I was still stressing about my education and wishing I'd pushed that horrible college adviser for more information on my options.  I just didn't want my parents to rule over my life decisions again.  If I had to do something "sensible" rather than the subject I really wanted to do, at least let it be something bearable rather than rotten old business studies!

One of my orthodontic elastics broke during dinner and I couldn't find it.  I ended up having to spit out and throw away a mouth full of food so as not to swallow it.  Mum made some unnecessary joke about how I "couldn't go for a candlelit dinner"...totally unkind when I was so desperate to get the braces removed, I think.

Peter the squirrel tried to get through my bedroom window.  He was very sweet, but I didn't want him inside the house!

June 25th 2012

I overslept (I was tossing and turning until 4am again though, so it wasn't really surprising) and then walked to South Ealing Sainsburys for bread and milk before breakfast.  I ran into a horrible dustman on my way there who wolf whistled at me.  God, I hated these common men.

I walked to the doctor with Mum later that day.  They were 40 minutes late seeing her and it was awful sitting in the waiting room, realising that we could hear every word that was said between the doctors and their patients!  There was no privacy to be had at that surgery!

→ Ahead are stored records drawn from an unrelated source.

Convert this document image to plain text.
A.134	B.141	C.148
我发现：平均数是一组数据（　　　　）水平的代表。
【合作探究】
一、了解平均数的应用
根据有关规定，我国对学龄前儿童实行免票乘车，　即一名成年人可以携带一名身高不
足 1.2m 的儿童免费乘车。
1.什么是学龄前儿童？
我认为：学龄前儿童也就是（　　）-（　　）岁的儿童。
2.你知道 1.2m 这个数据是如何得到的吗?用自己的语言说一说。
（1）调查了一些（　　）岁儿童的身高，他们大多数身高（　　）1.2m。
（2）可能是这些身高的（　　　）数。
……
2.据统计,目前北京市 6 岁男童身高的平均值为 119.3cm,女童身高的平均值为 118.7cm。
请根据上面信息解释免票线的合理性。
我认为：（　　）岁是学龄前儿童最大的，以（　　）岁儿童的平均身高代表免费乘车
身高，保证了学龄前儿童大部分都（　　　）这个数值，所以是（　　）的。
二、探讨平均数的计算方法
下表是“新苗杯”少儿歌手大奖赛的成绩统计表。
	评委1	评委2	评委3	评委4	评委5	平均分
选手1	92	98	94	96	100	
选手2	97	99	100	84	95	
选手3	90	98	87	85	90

When she finally did get seen, she was told that her knee scan results were not back yet anyway.  As for her heart, she had a ST sinus rhythm.  It wasn't serious, but it was good to get it checked out. Mum asked if she was likely to have a heart attack on the way home one day and this doctor launched into the same cheerful stuff as the last one.  "Well, you never know.  We all have to die sometime!"

A woman came from the curtain shop to measure the windows.  I felt humiliated by the dirt and mess.

And so went another five days of my early 20s.  Gosh, this is so sad to read through.  What a waste.